University of New South Wales (AUSTRALIA)
About this paper:
Appears in: ICERI2012 Proceedings
Publication year: 2012
Pages: 2472-2481
ISBN: 978-84-616-0763-1
ISSN: 2340-1095
Conference name: 5th International Conference of Education, Research and Innovation
Dates: 19-21 November, 2012
Location: Madrid, Spain
The profession of industrial design is credited for the everyday products that help make our daily lives pleasurable; it is equally implicated in the stylistic obsolescence, excessive consumption, and mountains of landfill where most short-lived stuff get discarded at the end of their useful lives.

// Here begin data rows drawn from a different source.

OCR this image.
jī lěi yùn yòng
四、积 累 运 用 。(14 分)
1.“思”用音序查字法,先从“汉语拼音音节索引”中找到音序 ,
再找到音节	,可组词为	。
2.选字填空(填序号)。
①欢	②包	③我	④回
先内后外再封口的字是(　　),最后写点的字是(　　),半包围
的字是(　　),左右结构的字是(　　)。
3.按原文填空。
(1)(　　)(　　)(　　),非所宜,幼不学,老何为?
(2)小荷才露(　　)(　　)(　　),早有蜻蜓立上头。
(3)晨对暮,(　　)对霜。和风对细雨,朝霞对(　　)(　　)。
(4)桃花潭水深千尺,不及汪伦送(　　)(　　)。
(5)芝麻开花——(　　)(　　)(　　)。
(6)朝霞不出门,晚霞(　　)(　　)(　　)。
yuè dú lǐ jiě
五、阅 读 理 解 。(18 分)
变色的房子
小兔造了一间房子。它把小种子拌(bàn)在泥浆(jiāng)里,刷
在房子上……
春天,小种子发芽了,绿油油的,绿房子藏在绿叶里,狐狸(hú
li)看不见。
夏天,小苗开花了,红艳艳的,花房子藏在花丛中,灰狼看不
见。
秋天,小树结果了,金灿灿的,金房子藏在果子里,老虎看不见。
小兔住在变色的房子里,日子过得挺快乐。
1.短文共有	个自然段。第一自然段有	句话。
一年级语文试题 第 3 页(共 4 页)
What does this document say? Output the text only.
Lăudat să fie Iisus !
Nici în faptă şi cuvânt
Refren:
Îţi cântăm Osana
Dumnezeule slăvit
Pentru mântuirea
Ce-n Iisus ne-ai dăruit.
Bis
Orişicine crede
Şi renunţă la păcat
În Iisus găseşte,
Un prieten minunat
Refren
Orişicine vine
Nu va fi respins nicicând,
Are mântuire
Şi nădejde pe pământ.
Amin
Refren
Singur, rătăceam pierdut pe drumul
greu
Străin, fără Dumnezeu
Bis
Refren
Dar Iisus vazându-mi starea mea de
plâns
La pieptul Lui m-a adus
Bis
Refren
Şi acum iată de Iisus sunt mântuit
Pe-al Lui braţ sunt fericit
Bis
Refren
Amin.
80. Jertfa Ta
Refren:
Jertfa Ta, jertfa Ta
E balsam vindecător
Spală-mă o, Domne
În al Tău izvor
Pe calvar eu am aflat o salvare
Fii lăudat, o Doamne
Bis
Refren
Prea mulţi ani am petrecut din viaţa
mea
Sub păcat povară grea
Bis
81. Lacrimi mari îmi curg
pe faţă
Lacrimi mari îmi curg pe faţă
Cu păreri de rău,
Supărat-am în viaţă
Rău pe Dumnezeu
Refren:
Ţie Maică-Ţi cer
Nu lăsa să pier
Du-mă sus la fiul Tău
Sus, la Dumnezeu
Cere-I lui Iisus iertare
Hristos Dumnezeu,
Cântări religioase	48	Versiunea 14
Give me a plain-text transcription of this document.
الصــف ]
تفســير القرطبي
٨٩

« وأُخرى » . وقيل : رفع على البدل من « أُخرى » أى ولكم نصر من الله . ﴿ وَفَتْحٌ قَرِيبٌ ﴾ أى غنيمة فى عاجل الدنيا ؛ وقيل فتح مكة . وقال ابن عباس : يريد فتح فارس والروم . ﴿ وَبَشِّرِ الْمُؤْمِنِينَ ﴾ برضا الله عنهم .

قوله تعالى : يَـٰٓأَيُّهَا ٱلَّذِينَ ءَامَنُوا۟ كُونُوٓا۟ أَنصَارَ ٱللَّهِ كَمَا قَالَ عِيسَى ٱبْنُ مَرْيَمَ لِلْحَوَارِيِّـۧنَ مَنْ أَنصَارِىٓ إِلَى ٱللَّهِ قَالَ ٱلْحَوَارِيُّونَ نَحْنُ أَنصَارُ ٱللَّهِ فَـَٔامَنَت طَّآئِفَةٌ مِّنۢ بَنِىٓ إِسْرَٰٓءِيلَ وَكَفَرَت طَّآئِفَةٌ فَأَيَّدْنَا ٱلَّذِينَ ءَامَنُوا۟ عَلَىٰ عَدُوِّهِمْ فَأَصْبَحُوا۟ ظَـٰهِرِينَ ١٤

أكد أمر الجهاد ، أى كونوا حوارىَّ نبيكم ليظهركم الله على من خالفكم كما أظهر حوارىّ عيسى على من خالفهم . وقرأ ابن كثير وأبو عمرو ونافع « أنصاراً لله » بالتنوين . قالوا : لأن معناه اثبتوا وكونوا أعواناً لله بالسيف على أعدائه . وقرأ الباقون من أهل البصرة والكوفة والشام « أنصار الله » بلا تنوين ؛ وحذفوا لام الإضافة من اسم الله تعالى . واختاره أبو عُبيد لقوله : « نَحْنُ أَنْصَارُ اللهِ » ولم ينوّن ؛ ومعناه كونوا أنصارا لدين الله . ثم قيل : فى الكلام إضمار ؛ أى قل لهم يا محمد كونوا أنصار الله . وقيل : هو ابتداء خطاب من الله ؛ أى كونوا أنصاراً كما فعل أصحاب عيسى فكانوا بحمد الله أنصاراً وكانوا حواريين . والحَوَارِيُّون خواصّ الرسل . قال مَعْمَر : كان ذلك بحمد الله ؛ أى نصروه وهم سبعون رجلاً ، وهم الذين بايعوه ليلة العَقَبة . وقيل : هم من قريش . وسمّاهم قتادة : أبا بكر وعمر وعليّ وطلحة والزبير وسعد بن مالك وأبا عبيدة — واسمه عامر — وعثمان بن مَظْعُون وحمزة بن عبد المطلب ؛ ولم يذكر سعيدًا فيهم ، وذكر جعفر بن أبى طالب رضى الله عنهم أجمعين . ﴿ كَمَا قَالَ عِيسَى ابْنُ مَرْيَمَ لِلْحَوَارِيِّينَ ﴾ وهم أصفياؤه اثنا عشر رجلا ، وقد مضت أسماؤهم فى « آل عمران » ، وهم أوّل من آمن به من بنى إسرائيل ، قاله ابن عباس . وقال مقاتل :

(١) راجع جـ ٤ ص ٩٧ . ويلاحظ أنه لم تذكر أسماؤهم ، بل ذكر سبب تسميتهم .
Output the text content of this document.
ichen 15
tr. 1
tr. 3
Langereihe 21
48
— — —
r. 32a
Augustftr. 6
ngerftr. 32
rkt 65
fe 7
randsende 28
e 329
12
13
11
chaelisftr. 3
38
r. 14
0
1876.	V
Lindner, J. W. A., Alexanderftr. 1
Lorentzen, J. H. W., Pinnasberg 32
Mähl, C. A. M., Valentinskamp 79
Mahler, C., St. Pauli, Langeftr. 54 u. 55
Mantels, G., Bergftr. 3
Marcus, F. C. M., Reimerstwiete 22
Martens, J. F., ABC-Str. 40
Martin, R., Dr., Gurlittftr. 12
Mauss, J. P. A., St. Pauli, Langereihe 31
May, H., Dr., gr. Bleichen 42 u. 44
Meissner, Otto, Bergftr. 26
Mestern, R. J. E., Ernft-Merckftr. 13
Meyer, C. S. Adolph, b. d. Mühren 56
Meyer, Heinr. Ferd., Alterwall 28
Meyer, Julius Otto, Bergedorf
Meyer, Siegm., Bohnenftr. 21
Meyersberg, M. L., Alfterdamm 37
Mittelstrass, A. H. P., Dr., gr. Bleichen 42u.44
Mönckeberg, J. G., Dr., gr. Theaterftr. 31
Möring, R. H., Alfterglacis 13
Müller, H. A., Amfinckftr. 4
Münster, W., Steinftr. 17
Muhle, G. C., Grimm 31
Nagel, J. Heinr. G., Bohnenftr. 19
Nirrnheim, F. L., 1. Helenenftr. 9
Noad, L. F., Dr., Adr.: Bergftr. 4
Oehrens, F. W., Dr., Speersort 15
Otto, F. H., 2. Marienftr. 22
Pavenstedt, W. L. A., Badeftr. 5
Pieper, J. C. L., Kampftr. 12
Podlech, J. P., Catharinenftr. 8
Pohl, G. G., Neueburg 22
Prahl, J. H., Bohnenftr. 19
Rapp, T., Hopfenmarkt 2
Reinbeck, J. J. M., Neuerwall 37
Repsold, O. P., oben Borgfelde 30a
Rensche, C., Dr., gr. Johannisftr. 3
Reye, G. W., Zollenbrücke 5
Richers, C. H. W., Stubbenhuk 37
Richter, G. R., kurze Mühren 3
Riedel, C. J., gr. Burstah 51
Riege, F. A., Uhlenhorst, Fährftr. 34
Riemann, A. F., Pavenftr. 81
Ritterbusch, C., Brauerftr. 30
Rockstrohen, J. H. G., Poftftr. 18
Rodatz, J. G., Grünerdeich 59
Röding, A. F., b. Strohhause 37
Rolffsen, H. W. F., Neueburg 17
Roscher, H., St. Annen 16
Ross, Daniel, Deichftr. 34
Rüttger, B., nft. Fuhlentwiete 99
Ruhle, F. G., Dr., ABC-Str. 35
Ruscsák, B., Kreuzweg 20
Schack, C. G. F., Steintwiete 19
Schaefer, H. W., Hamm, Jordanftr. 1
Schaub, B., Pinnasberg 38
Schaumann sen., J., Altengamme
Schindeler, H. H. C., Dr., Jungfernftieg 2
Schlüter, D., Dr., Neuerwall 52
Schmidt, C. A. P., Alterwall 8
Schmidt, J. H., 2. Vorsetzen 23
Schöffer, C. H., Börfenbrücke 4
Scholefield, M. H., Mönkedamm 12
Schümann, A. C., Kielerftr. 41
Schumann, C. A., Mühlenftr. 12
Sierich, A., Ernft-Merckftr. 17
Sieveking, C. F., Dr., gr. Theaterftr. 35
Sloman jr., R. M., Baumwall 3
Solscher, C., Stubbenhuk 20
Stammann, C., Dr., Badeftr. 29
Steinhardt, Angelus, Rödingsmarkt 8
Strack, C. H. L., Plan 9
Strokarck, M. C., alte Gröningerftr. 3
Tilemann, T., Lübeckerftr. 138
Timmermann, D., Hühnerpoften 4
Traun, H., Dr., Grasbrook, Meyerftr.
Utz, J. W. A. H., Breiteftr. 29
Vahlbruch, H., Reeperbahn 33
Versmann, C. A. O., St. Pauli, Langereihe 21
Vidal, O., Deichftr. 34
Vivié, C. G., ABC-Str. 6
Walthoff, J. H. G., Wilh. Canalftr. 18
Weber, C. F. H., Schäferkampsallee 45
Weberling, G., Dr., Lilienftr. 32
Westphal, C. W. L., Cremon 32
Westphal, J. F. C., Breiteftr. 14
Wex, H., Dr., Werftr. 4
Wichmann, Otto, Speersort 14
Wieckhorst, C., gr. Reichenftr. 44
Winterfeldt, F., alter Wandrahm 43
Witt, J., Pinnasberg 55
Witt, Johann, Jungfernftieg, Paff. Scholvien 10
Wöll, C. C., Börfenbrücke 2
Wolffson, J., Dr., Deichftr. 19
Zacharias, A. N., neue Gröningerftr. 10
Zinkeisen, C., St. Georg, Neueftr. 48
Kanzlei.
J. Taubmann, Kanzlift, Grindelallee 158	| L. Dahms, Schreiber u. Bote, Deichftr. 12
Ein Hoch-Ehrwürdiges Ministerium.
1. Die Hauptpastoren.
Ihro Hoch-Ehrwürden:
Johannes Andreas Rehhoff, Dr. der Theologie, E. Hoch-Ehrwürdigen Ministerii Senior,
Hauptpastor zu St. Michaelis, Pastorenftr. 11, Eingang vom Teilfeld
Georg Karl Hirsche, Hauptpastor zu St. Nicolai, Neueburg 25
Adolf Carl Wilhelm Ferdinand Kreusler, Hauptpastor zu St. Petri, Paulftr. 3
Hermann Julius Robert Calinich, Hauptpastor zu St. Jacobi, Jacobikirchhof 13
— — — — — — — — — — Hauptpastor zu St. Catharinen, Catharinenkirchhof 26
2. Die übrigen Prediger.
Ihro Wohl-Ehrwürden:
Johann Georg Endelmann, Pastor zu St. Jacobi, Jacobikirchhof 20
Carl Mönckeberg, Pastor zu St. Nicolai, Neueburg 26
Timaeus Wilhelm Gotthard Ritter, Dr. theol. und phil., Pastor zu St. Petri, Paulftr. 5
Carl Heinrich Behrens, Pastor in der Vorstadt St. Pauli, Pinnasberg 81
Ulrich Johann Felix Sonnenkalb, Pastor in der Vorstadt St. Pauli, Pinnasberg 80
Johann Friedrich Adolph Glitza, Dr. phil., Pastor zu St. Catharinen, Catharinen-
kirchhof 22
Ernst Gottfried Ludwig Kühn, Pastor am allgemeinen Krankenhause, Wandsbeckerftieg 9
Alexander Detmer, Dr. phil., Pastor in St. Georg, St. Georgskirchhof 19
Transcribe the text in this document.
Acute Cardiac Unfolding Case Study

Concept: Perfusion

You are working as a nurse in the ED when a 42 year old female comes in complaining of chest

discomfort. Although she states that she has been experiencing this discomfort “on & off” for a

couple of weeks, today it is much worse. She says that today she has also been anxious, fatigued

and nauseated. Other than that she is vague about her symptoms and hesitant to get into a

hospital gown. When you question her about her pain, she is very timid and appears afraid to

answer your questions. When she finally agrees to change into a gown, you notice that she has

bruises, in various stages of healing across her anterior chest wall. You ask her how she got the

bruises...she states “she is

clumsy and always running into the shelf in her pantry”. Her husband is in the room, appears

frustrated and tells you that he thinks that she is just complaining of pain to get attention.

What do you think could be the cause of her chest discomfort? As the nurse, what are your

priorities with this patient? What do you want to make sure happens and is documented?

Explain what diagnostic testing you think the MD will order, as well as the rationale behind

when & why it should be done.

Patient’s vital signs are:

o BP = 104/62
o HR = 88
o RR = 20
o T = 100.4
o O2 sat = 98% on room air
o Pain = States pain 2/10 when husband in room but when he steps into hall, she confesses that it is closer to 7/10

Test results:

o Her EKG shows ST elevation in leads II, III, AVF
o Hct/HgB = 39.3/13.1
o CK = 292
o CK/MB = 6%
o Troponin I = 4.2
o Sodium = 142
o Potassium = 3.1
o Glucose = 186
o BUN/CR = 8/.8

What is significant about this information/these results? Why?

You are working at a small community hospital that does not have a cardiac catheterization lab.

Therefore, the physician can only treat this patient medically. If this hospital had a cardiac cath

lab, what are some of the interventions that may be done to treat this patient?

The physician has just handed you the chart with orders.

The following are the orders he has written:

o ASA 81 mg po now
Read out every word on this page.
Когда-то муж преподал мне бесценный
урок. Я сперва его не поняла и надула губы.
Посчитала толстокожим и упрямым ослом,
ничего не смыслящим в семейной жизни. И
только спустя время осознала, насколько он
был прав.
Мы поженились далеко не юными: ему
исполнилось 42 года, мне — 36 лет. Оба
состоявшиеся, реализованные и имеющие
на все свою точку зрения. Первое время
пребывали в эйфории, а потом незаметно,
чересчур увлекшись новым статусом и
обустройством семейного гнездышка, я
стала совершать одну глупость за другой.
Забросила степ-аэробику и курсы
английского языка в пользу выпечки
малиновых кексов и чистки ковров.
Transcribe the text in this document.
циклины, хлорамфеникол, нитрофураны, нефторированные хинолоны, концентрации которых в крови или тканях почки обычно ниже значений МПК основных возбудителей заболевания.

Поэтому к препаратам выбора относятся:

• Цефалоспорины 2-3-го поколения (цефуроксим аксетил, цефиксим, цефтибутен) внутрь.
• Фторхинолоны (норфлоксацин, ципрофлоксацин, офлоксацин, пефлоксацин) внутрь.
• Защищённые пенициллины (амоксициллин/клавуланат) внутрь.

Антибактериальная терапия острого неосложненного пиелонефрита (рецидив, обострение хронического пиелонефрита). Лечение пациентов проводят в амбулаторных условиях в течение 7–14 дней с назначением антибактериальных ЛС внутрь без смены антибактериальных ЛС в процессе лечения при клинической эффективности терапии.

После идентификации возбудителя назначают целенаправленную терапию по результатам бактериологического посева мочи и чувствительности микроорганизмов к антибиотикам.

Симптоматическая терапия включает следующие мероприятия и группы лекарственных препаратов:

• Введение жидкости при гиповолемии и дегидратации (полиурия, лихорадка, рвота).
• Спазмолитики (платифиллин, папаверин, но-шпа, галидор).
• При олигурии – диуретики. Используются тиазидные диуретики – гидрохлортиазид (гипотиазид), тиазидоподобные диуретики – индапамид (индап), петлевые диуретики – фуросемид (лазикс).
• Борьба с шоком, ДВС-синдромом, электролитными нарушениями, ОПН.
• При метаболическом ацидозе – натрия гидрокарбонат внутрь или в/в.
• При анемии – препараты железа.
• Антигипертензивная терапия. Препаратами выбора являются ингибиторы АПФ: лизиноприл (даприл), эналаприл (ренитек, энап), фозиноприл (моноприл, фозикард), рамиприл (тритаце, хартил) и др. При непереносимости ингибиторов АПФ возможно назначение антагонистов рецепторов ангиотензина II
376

The current state of our global environment dictates that we re-examine the unsustainable consequences of our practices, and education is seen to hold the key to progressing towards a more habitable world. This paper investigates how design universities are training future generations of product creators to become more responsible practitioners and thinkers and cognizant of the impacts of their profession. There is evidence that several design education institutions have started to seriously consider their broader responsibilities to society and to the planet, and some degrees in sustainable design have become available. It scrutinizes the undergraduate and postgraduate industrial design programs of universities in 43 countries around the world, searching for evidences of both ecologically sustainable and socially responsible design in their program descriptions, curricula, syllabi, and student portfolios. Website content analysis was used to understand how universities are showing commitment and capability in promoting the teaching and learning of sustainable and responsible design. This research will be useful for design educators who wish to benchmark and learn how other institutions are addressing issues of design ethics, sustainability and responsibility.
Industrial design education, sustainable design, responsible design.